□ 李彩平
一只母鸡从竹笼的空隙里伸出头来,眼睛盯着笼子外面的一群小鸡。眼神很是无助,有关切,有担忧,有心疼,有忧伤。微张的嘴巴,似乎有千言万语,要叮嘱她的鸡雏,鸡冠子因着急似乎要飞动起来,脖子上的毛在钻竹笼时,被刮得毛躁凌乱,两只爪子抓着竹篾片。竹笼外面的一群小鸡雏,却如顽皮的孩子各自嬉戏,它们没有体会母鸡的心情。
每次看到这幅画时,我都被这淋漓尽致的母爱深深打动。有时候我会想,母爱到底是什么样子的呢?
小时候的我特别调皮,学跛子走路,把蒲公英的绒毛吹到老太太脸上,把小伙伴的门牙打掉……气得妈妈拿起扫帚就打,可我生就一副倔脾气,妈妈越是打我,我越是硬气,直挺挺站着,眼睛死死盯住她。奶奶怎么拉,都拉不走我。
妈妈的火气更大了,扫帚噼里啪啦落下来,我一声不吭,泪花在眼眶里打转,紧咬着牙关。妈妈打累了,坐在旁边号啕大哭起来。那恨铁不成钢的哭诉,融化了我钢铁一样的心肠。我扑通跪在妈妈身边,哽咽着说:“妈,您别哭了,我再也不捣蛋了。”

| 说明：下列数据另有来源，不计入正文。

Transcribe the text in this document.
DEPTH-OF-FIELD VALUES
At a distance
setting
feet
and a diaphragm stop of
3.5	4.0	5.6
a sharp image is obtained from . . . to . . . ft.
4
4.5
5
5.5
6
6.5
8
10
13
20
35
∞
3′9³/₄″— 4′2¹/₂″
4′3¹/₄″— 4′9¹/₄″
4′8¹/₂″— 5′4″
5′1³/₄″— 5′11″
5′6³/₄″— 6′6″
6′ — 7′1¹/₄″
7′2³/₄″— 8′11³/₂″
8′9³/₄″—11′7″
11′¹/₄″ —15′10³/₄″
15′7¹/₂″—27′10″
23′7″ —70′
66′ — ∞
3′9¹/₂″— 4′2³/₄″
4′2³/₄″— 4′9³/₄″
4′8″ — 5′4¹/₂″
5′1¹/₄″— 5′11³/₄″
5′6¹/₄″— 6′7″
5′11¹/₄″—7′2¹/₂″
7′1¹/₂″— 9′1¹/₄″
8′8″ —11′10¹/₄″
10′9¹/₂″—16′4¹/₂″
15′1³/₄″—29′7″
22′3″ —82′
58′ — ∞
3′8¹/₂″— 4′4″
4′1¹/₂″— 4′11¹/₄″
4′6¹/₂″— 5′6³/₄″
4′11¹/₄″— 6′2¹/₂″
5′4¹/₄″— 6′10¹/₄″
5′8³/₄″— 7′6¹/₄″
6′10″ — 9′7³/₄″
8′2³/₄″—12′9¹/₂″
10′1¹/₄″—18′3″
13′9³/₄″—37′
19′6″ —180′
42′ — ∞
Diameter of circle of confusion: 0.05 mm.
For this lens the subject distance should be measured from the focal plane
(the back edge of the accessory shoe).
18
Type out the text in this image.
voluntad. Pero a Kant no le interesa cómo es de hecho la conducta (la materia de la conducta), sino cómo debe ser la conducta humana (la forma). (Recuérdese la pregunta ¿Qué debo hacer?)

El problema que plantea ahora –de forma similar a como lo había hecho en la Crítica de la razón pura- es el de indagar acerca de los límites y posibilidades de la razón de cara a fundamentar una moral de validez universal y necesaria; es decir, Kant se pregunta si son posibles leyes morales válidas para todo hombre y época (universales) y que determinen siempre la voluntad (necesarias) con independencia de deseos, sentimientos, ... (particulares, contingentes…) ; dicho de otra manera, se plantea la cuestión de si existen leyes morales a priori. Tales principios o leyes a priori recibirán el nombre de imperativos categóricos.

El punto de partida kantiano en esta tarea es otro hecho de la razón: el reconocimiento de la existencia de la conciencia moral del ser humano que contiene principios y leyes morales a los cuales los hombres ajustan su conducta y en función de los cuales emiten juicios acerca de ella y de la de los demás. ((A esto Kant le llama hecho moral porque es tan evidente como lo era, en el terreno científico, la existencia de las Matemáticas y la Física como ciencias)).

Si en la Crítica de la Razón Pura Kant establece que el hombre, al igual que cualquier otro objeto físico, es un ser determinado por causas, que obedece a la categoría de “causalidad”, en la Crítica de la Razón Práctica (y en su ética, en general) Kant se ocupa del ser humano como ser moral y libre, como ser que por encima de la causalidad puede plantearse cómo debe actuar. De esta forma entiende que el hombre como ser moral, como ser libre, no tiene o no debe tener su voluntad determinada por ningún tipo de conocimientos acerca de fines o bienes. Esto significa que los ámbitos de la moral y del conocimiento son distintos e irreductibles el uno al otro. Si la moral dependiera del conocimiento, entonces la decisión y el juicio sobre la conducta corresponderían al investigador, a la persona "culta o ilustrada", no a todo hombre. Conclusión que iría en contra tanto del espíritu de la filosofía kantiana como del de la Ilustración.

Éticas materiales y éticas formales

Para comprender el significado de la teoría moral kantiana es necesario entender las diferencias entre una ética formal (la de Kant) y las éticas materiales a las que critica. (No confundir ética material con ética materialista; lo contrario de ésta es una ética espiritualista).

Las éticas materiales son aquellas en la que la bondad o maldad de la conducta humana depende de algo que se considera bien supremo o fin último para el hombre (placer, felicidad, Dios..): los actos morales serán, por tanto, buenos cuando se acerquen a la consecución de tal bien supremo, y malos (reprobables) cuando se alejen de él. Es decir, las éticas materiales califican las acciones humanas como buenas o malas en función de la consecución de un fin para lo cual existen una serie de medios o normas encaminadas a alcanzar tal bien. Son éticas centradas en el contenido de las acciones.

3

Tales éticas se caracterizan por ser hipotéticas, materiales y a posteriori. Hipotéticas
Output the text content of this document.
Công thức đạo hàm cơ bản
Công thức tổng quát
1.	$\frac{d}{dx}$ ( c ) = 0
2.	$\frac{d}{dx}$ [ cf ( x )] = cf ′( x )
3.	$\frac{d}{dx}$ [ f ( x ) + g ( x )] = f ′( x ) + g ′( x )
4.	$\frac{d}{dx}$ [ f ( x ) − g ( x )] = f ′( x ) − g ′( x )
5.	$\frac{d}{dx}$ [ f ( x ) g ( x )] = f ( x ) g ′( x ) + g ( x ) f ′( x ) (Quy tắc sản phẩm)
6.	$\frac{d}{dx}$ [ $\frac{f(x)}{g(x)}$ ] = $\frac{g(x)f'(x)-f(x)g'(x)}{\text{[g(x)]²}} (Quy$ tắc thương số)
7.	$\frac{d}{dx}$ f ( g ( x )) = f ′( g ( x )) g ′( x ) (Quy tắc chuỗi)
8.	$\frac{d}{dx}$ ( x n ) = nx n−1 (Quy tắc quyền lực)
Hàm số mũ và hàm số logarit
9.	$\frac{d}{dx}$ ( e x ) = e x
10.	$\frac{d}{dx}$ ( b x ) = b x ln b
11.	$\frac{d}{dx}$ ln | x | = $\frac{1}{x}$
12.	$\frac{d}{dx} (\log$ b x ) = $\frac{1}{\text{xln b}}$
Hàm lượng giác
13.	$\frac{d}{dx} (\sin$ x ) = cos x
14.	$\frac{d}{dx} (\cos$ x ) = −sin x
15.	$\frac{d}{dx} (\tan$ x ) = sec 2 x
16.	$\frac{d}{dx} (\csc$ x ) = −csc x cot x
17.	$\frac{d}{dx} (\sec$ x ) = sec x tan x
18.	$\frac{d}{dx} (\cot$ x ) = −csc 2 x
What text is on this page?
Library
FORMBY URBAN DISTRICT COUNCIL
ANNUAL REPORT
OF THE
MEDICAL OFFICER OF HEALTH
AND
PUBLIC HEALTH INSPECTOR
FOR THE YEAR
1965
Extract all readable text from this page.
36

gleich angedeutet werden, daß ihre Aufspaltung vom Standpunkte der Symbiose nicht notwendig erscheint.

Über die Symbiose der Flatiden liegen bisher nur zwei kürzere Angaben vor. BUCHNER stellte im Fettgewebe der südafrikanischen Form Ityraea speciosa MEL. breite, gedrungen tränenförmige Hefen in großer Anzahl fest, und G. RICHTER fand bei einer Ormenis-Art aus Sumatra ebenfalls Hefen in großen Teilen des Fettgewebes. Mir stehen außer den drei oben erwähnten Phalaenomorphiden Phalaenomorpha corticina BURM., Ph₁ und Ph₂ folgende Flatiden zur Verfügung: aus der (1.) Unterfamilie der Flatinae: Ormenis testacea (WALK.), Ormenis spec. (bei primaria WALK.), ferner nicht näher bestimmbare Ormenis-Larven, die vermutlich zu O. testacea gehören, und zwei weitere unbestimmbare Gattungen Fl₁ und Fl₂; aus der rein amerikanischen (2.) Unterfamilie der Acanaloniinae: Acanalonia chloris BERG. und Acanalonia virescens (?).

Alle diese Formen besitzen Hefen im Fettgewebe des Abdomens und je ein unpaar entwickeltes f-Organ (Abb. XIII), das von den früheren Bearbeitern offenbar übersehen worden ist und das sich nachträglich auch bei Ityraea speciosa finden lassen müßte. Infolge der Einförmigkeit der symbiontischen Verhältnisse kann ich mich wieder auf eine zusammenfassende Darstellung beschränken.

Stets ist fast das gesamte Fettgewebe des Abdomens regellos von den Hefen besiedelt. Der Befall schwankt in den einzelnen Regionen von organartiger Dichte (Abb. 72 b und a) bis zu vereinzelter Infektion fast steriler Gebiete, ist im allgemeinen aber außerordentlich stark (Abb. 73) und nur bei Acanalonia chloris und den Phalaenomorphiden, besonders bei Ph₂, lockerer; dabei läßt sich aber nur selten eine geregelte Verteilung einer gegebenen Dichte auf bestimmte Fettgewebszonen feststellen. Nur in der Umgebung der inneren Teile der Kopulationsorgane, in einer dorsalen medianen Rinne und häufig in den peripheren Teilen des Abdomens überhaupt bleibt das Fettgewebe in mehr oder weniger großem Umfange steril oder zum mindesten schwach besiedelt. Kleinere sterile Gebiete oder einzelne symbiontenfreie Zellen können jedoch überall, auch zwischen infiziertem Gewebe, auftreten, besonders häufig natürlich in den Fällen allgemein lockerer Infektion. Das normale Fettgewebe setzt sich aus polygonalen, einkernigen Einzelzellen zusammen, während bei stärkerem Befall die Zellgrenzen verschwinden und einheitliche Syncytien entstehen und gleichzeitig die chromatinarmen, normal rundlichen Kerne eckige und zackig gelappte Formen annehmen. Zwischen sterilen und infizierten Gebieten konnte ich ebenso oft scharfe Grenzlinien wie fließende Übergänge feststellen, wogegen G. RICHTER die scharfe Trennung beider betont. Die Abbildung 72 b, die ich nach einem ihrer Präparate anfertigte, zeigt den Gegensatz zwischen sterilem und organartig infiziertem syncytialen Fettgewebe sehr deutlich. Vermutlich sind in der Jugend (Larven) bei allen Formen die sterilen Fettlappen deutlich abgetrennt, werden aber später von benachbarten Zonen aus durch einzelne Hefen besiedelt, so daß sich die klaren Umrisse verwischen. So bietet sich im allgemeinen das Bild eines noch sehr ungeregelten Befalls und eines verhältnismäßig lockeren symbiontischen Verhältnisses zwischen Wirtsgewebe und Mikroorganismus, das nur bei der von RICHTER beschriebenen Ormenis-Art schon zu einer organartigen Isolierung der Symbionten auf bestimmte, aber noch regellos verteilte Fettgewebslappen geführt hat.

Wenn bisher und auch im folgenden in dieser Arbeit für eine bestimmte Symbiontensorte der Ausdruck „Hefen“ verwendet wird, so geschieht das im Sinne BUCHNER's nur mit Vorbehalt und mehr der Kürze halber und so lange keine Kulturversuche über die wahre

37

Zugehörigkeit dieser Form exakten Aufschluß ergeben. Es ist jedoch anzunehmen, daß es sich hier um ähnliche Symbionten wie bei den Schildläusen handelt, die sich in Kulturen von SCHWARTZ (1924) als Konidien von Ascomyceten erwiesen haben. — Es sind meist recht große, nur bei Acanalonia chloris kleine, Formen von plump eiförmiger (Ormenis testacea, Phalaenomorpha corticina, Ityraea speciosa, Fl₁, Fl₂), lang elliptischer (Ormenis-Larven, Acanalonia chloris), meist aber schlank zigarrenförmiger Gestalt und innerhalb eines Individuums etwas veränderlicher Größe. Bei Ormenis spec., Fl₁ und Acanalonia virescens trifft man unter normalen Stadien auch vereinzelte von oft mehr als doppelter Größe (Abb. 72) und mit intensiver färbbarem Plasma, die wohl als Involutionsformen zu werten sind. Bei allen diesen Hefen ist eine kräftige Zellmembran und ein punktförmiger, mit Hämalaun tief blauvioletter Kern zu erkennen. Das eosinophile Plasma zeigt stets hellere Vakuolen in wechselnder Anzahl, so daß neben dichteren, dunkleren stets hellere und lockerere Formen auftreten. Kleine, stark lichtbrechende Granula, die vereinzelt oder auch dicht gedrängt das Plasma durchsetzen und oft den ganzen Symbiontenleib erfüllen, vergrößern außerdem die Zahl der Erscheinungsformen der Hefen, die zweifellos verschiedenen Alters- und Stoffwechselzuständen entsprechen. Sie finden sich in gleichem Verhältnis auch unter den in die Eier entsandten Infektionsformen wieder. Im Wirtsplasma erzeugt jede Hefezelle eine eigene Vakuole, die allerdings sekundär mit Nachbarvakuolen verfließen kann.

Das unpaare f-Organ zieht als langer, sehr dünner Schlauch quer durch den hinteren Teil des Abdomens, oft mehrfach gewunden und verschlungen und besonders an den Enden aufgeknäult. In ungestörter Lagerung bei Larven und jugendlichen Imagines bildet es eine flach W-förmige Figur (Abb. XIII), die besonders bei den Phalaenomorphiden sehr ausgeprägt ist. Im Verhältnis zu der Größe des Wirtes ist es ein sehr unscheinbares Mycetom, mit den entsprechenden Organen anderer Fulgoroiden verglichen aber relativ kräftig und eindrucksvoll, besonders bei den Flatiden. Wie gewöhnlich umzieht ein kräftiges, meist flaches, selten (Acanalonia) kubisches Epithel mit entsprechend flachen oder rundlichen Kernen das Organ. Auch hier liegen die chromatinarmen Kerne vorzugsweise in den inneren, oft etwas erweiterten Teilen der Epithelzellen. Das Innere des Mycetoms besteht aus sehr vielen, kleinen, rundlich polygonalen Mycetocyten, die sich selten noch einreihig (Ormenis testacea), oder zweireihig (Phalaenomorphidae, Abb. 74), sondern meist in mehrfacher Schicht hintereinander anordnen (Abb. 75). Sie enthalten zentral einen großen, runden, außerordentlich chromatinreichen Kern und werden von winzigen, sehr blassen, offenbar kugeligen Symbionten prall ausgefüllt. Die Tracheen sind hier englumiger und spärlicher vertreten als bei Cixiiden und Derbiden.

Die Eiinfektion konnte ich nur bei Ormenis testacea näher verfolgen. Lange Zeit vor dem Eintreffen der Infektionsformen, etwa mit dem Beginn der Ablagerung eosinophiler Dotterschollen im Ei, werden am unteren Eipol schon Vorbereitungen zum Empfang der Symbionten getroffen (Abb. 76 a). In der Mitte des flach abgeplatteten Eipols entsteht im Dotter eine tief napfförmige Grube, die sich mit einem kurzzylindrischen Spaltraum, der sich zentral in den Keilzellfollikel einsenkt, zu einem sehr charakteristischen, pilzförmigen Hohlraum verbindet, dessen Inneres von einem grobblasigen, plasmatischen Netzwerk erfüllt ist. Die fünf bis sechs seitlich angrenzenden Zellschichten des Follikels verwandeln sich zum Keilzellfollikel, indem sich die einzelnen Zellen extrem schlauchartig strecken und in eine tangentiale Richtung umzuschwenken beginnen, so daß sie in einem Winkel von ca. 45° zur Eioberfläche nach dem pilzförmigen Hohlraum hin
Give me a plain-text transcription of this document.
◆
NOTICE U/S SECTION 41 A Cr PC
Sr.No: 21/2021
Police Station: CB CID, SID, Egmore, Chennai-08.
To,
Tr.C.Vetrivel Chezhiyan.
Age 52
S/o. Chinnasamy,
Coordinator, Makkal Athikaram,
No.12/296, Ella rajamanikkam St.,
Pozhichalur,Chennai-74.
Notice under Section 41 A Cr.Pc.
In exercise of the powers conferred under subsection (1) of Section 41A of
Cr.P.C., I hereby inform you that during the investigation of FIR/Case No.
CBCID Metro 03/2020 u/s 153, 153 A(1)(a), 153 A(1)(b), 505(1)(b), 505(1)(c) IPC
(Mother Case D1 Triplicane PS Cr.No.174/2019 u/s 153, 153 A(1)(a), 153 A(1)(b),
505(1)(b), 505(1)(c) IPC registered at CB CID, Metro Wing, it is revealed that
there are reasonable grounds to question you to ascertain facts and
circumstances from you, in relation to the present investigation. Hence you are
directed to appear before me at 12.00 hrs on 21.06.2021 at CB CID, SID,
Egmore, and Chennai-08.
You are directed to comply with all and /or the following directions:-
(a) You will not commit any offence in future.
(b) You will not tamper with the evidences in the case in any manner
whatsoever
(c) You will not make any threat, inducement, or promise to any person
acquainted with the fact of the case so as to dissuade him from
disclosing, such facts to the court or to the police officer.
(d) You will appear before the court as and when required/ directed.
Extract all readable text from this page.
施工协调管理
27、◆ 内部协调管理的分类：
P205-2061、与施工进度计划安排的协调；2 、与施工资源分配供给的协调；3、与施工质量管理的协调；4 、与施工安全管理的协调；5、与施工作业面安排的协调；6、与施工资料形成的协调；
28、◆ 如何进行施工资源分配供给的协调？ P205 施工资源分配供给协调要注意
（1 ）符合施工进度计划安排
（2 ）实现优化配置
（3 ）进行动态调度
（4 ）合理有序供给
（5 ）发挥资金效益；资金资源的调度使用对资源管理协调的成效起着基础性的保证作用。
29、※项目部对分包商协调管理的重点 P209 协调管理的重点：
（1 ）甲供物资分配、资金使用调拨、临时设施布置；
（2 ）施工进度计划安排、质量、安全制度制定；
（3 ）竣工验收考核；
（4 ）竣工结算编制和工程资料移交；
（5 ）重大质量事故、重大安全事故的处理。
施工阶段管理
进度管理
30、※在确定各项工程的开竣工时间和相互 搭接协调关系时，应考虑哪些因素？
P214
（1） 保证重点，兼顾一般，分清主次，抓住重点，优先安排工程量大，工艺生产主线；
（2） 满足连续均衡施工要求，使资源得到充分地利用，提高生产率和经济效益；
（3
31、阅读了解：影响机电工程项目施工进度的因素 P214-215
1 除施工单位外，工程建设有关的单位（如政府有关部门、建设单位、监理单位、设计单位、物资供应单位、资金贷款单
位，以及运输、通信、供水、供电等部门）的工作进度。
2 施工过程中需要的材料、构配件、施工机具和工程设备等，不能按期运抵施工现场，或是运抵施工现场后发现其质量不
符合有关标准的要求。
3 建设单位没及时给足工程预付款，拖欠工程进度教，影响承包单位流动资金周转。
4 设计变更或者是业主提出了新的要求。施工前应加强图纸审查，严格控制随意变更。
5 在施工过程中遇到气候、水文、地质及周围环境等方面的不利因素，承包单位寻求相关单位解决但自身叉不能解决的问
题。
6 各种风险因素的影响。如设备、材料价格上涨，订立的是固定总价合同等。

晚上躺在炕上,妈妈用指尖蘸着红花油,轻轻抹在我乌青的屁股和大腿上。她的眼泪,吧嗒吧嗒地掉在炕沿上。妈妈低声说:“疼在你身上,也疼在妈心上。以后妈要打你,你就像你姐一样赶紧跑,妈打不着,慢慢气也就消了。不过你最好还是少调皮不惹事,乖乖的,那样,妈就不会打你了。”
疼在我身上,疼在妈心上,这话我信。在书上曾看到这样一个事例,一个女孩儿嫌弃自己的母亲是卖菜的,上中学时坚决要求住校,不回家吃饭,也不接受母亲送饭。为了给正长身体的女儿补充营养,她母亲每天做两份饭送给女儿朋友的妈妈。女儿朋友的妈妈,再送给两个孩子吃,对女孩儿谎称,自己孩子吃饭需要人陪着,请女孩儿帮忙,和自己的女儿一起吃。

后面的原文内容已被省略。